Kūmara / 2023

Poster

About

A poster telling the story of how a pair of Chinese farmers saved the kūmara (sweet potato).

There may be no food that unifies as many as the humble kūmara, also known as sweet potato or 番薯. I remember growing up in my grandparents’ house in Guangdong, where 番薯 was always a staple at breakfast. It was the most humble food, the only source of sustenance during famines of the past. In Aotearoa, kūmara is one of the most important crops; the Polynesian ancestors of Māori brought kūmara as a food plant when they arrived in Aotearoa back in the 13th century. The kūmara is more than a vegetable—it is a symbol that sustains and connects generations of inhabitants to place and home, an object of love and devotion and a protector for tough times. No matter where, the 番薯 and the kūmara find themselves as extensions of memories and containers of stories.

This particular story stems from two Chinese farmers, Joe and Fay Gock.

Joe and Fay Gock first came to Aotearoa as Chinese refugees, both fleeing from the Japanese occupation of China during World War II. Joe worked with his father in a market garden in Te Matau-a-Māui (Hawke’s Bay), which later relocated to Tāmaki, while Fay worked at her father’s fruit shop on Karangahape Road. They first met when Joe was making a produce delivery to Fay’s father’s shop, and were married not long after. Together, the Gocks started their own agricultural business, growing a variety of produce from brussel sprouts to watermelons. They soon became the largest market garden in Mangere.

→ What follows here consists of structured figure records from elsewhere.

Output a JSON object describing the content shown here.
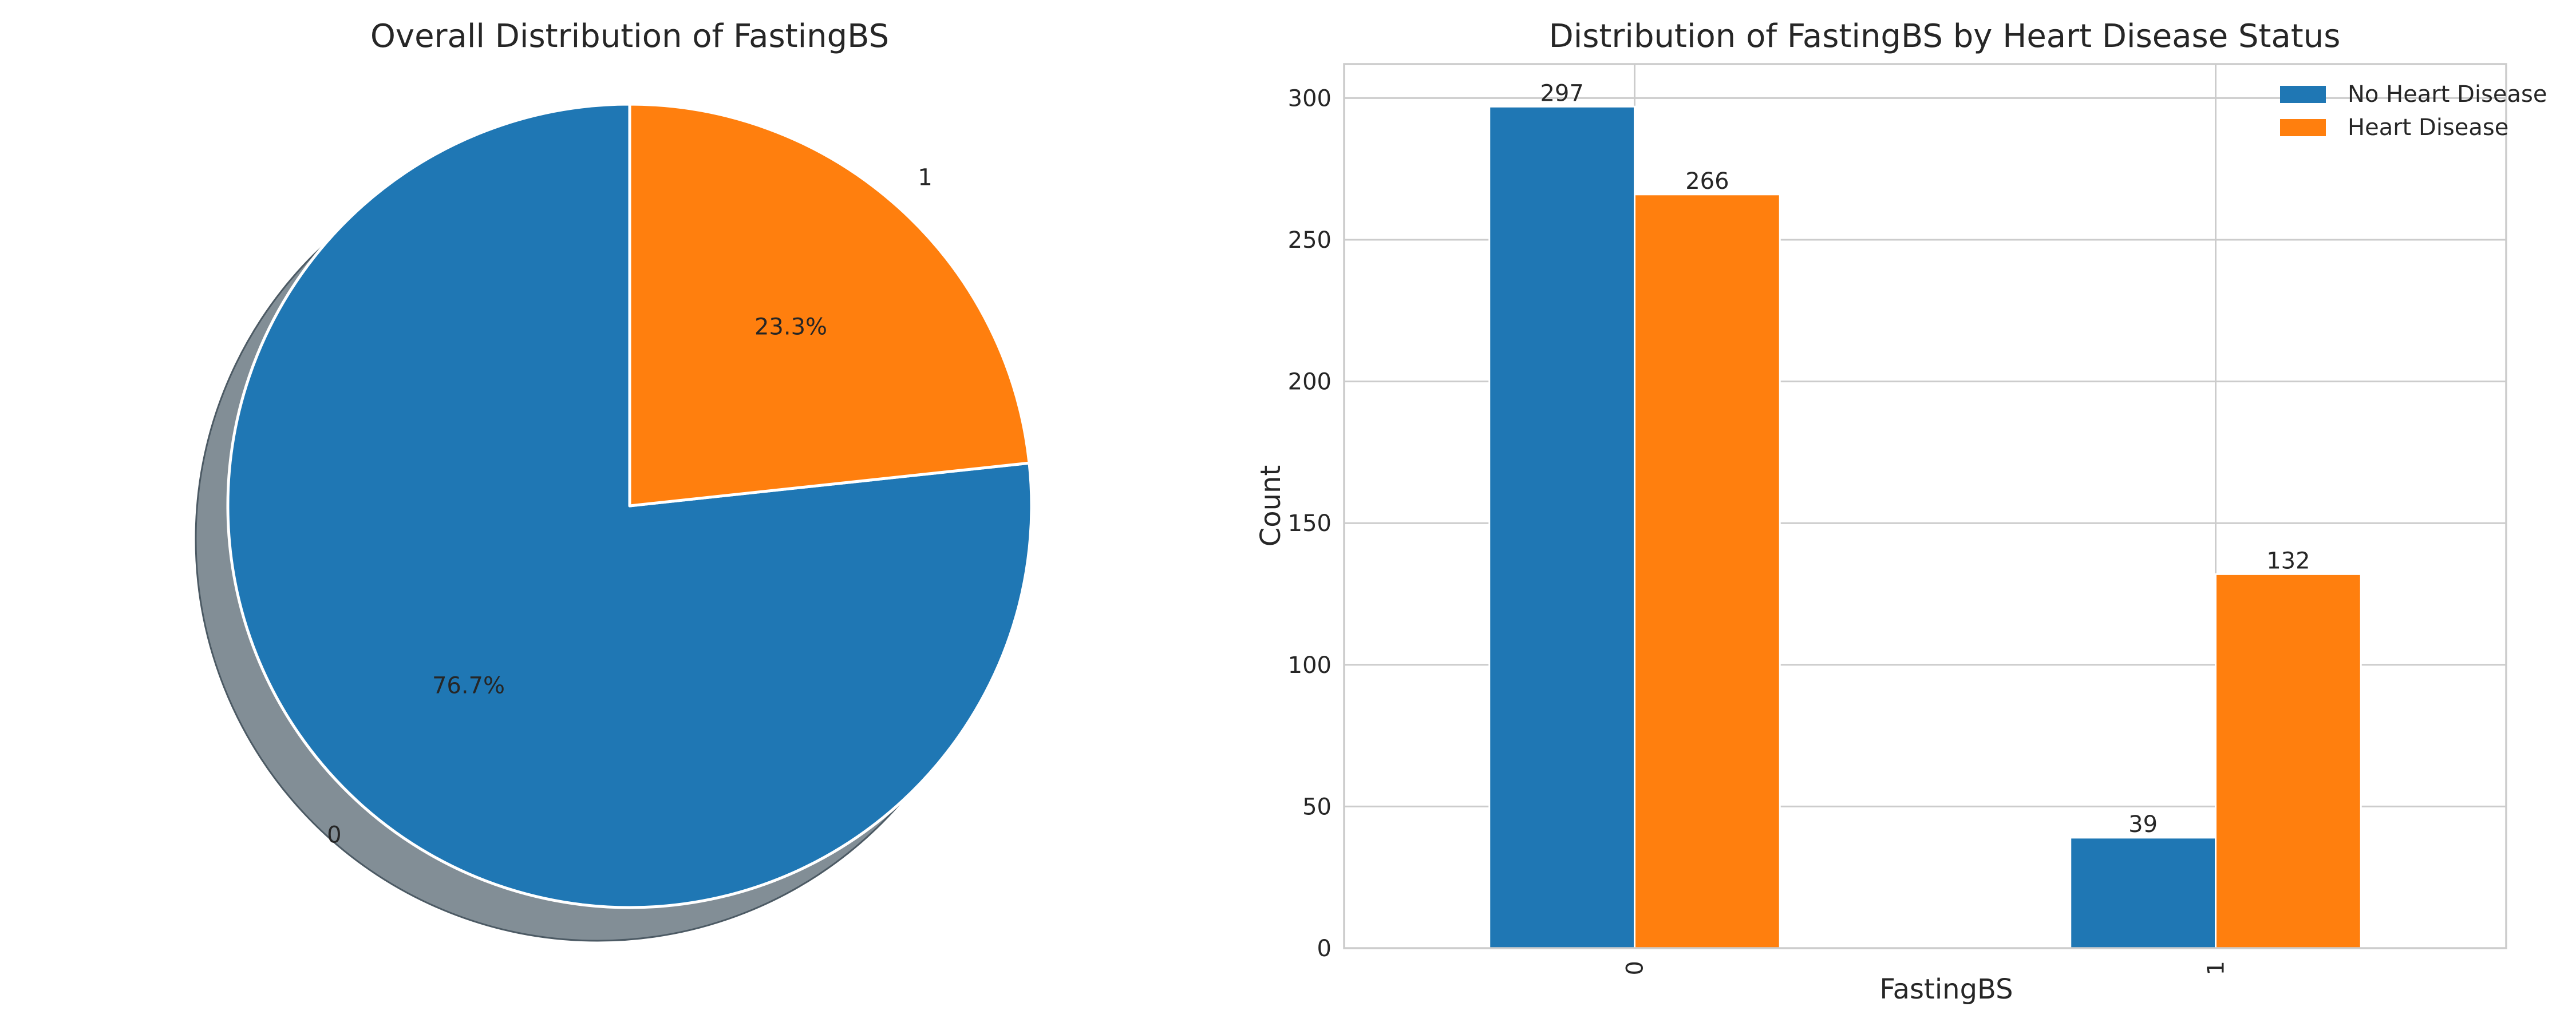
{
  "chart_data": [
    {
      "type": "pie",
      "title": "Overall Distribution of FastingBS",
      "labels": [
        "0",
        "1"
      ],
      "values": [
        76.7,
        23.3
      ],
      "value_labels": [
        "76.7%",
        "23.3%"
      ],
      "colors": [
        "#1f77b4",
        "#ff7f0e"
      ],
      "start_angle": 90,
      "shadow": true
    },
    {
      "type": "bar",
      "title": "Distribution of FastingBS by Heart Disease Status",
      "xlabel": "FastingBS",
      "ylabel": "Count",
      "categories": [
        "0",
        "1"
      ],
      "series": [
        {
          "name": "No Heart Disease",
          "values": [
            297,
            39
          ],
          "color": "#1f77b4"
        },
        {
          "name": "Heart Disease",
          "values": [
            266,
            132
          ],
          "color": "#ff7f0e"
        }
      ],
      "value_labels": [
        [
          "297",
          "39"
        ],
        [
          "266",
          "132"
        ]
      ],
      "ylim": [
        0,
        312
      ],
      "yticks": [
        0,
        50,
        100,
        150,
        200,
        250,
        300
      ],
      "ytick_labels": [
        "0",
        "50",
        "100",
        "150",
        "200",
        "250",
        "300"
      ],
      "grid": true,
      "legend": "top-right"
    }
  ]
}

The Gocks first began planting kūmara from spare kūmara plants given by their neighbor, Hiko Raniera Wilson. At the time, black rot was spreading rapidly across the North Island, where almost all kūmara were grown. It was a deadly fungal disease that devastated the crops, threatening to wipe out entire kūmara populations. As Northern farmers scrambled to protect their tubers, the Gocks developed a disease-resistant strain of kūmara, Owairaka Red, and gifted them to kūmara farmers across Northland. Today, Owairaka Red is the main commercial kūmara crop grown in Aotearoa.